Ela me paga, aquela gostosa ingrata! No banco filha para tudo! Justo hoje que estou com pressa. Sempre assim, quando a gente não quer vai rápido que tenho tempo até para parar na loteca do Zeca e ficar jogando conversa fora e hoje essa porcaria! Quando Deus quis conseguir sair do banco. Correndo foi para o ponto do ônibus que não tardou a chegar, mas como estava lotado. Vou chegar suando! Ainda bem que tinha trazido um lenço porque paro no bar do Jura e lavo debaixo do sovaco. Chegando na repartição estranhou....cada um em sua mesa e não prestavam atenção a ele.

Que coisa! Será que não sabem que é dia 23 de agosto, dia que o Getúlio Vargas suicidou-se? Como podem ter se esquecido? Eu que sou um cara tão legal e quebro todos os galhos deles? Bando de ingratos. E olhando o relógio e ninguém se manifestando. Caramba. Não ficará assim. Foi conversar com o Anésio, o do arquivo. - Como o tempo passa, Nésio. Parece que foi ontem que fez aniversário de morte do Getúlio e já é de novo. E o Anésio nem se dignou a responder de tão entretido que estava lendo a página de esportes que havia surrupiado do jornal que alguém tinha esquecido na mesa. Idiota, parmeirense recalcado! Hora de ir embora...O coração apertado...Ninguém...ninguém mesmo tinha lembrado.

Última esperança: Dª Eucrásia. Ela certamente descobriu e irá pedir perdão e eu vou perdoá-la do fundo do meu coração, talvez até chore. E pensando nisso foi-se embora e ao passar pela porta da Dª Eucrásia ela nem sequer ouviu-o passar, de tão entretida que estava na novela. Velha!!! Esclerosada!!! Talvez ainda a Tatá telefone lá do interior, se é que o vagal do marido pagou a conta do telefone porque o Beto é um folgado e quando ela dá o dinheiro para ele pagar o telefone não é sempre que paga e cortam o bendito. Vou esperar. Fez um café fresquinho e colocou na garrafa térmica. Tomou e nem tinha fome. Sentou-se ao lado do telefone, nem se deu ao trabalho de acender a luz, fumava e ficava olhando a fumaça... Pensou e como pensou...lembrou da mãe, uma santinha, que Deus a tenha!
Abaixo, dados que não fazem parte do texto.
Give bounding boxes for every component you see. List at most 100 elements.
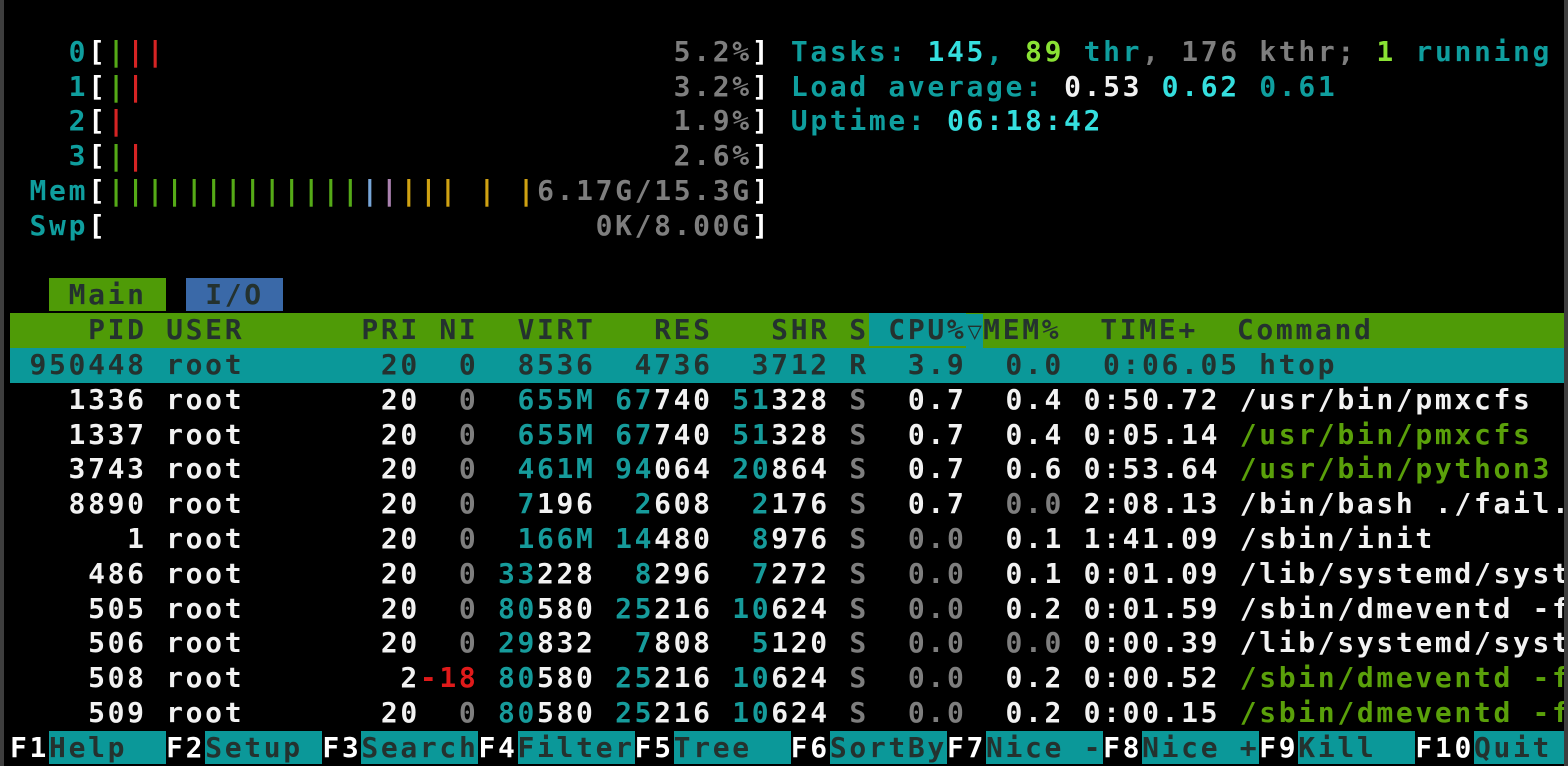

Pensou nos irmãos, cada um em um canto...Lembrou da Rita, aquela ingrata que o trocou pelo José farmacêutico...Lembrou de cada fracasso, de cada decepção e cada desamor. E o relógio correndo...19, 30 horas. Decidiu! Já que ninguém se importa comigo, não farei falta! Vou me matar. Tomo formicida que comprei para acabar com o gato da Dª Eucrásia e acabo comigo. Pegou a branquinha que tinha guardado debaixo da pia da cozinha para ocasiões especiais...Não, tem que ter estilo! Foi pegar a garrafa de champanhe que ganhou junto no Natal e mesmo sem gelo abriu. Antes foi passar um gel no cabelo e se pentear.

Pegou um copo, copo mesmo, não esses de massa de tomate, colocou champanhe e em seguida uma colher de formicida. Uma é pouco, não, vou colocar logo duas porque assim quando o locutor da hora do Brasil estiver falando: hoje, dia 23 de agosto, comemora-se o aniversário de morte do presidente Getúlio Vargas, eu também, como ele, estarei deixando a vida. Tomou e fez uma careta. Diacho, bem que poderia colocar um gostinho melhor na formicida! Poderiam imaginar que é última coisa que um suicida ingeri na vida! Deitou-se no sofá...Sentiu uma estranha calma como se fosse uma a coisa mais normal se matar. O rádio ligado e pode ouvir os acordes da Protofonia do Guarani iniciando a Hora do Brasil. E eis que o locutor começa: Hoje, 22 de agosto, o Presidente Lula está no Rio Grande do Sul para comparecer, amanhã, dia 23 de agosto à solenidade em homenagem ao Presidente Getúlio Vargas.